A peaceful synth wave introduces us to a rather atmospheric opening of Diamond Dust. Lyrical, it installs a climate of serenity even with these peaks of intensity which come and go around this opening where are grafted hazy effects and celestial voices which prolong the meditative ambiences beyond 2 minutes. The synth releases then a thin harmonic line which cools in loops on a musical shroud dominated by a seraphic voice which little by little stretches its charms. The setting becomes more sibylline with reflections of silver and dark blue merging as the repetitive loops continue their rhythmic migration into more glittering tones that tinkle like a concert of angelic bells. Subtle variations in intonation bring us back to a vision of a Crystal Lake reworked for another dimension. And it's even more tangible around the 5th minute when this meditative rhythm loses some velocity. Less velocity does not equal less intensity as each chord is firmly anchored by nimble, weighty fingers playing this repetitive ritornello. Drones vibrate in the background, preceding a layer of celestial voices that root this sibylline vision of Diamond Lust.
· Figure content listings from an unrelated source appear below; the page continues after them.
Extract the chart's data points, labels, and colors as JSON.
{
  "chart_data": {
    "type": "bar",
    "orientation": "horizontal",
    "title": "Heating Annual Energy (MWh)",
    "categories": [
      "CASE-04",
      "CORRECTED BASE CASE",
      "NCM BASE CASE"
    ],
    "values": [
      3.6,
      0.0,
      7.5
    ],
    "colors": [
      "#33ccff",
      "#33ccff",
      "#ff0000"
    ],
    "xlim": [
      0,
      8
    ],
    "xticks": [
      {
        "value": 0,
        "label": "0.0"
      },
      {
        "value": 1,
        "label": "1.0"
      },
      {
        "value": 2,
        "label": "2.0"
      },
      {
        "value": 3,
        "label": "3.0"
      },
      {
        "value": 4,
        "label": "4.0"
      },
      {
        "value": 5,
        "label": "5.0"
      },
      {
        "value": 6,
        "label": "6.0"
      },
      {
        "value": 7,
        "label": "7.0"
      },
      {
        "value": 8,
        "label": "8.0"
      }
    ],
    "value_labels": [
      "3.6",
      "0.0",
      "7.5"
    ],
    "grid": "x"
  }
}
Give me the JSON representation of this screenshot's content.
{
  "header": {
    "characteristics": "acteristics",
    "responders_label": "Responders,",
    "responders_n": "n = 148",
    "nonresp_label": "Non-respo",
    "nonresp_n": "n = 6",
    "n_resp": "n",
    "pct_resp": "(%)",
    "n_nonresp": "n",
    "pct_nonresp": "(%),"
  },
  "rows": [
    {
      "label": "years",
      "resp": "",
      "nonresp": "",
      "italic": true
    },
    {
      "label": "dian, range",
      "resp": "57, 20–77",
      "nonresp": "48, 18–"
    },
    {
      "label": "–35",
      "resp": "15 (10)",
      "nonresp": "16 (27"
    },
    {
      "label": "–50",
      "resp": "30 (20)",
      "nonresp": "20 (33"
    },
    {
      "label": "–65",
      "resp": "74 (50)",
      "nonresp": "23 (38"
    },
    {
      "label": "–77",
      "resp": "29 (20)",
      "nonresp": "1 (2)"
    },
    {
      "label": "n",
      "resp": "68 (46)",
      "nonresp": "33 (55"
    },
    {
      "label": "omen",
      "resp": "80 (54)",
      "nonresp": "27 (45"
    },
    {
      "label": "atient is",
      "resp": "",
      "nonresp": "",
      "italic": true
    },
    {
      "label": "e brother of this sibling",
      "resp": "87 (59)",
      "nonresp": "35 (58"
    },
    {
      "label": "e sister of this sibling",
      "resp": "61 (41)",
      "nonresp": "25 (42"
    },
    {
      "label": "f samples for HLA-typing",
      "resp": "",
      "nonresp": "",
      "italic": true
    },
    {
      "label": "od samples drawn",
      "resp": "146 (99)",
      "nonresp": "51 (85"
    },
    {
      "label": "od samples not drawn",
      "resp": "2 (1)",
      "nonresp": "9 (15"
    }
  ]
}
A bass wave slows the processional melody around the 7 minute mark. Injecting an unsettling aura, it also redirects the minimalist trajectory that instead lets a silvery sheen ripple through a more moving final phase where more spectral synth waves sigh, and guitar chords fall. You have to like the genre, and I like this impression I have of hearing something that fits between this much more atmospheric and meditative Crystal Lake by Klaus Schulze and the imperial Reflections in Suspension from Steve Roach's Structures from Silence album. And if you like the genre, Theros is of the same mold, perhaps a bit slower with some good growls from a bass wave as well as a lot more guitar textures, and the album download also features a stretched 15-minute version of that Theros. The soundscapes one hears in Diamond Dust goes also for the whole album.
Anthea joins a little more the dimensions of Evalake with a slow atmospheric opening, we are talking about 12 minutes, before the sequencer deploys an arrhythmic structure with a swarm of small pulses frolicking with speed in a too small circle. This gives an electronic rhythm that makes the neurons jump more than the feet. A spheroidal rhythm that rolls in symbiosis with the chords and riffs of a mixture of keyboard and guitar. Little by little, the rhythm intensifies its velocity. It becomes an oblong zigzagging movement where the sequences distance themselves to create a bouncing rhythm in a stroboscopic texture. More enthralling now for the feet than the neurons, the fluidity of the rhythm gets in symbiosis with the harmonies scattered in haste by this always combo synth-guitar which dominates the ambiences of this title whose opening is all in all rather paradisiac. The aficionados of the Berlin School style were well served in the Evalake album and The Polymusicon haven't forget them by offering the excellent Recursive Island. Already, the sequencer activates a rhythm undulating behind the sinuous spectral waves that adorn the intro. These hazy waves zigzag as much as this rhythm that spins in a perfect sphere, stylizing an approach as chthonian as in the 70's. A shadow of this rhythmic sequence breaks away to create a vague nebulous melody, putting even more emphasis on the typical Berlin School setting of the vintage years. Rippling like a threat about to explode, the beat plays hide and seek in a setting that amplifies its hold on murky atmospheres with solid layers of an undulating, menacing haze. It comes out with a superb ascending movement after the 7th minute. The setting is as chthonian as ever with banks of mists undulating through a dark landscape, radiating corrosive reverberations over a structure that takes its real momentum a few seconds later. Keyboard riffs drop in, reminding us of Tangerine Dream's influences on the Ontario musician's music as the sequencer continues its zigzagging course to disappear and reappear in phases, like those sudden changes of scenery when a season is disrupted by a fickle weather.
It's often difficult for a new artist to repeat the feats of a first album. This is the case for The Polymusicon with this AZARAN FORECAST. This being said, it remains a very nice album that shows the more meditative side of an artist visibly inspired by the bucolic beauty of the changing seasons and their contemplative effects.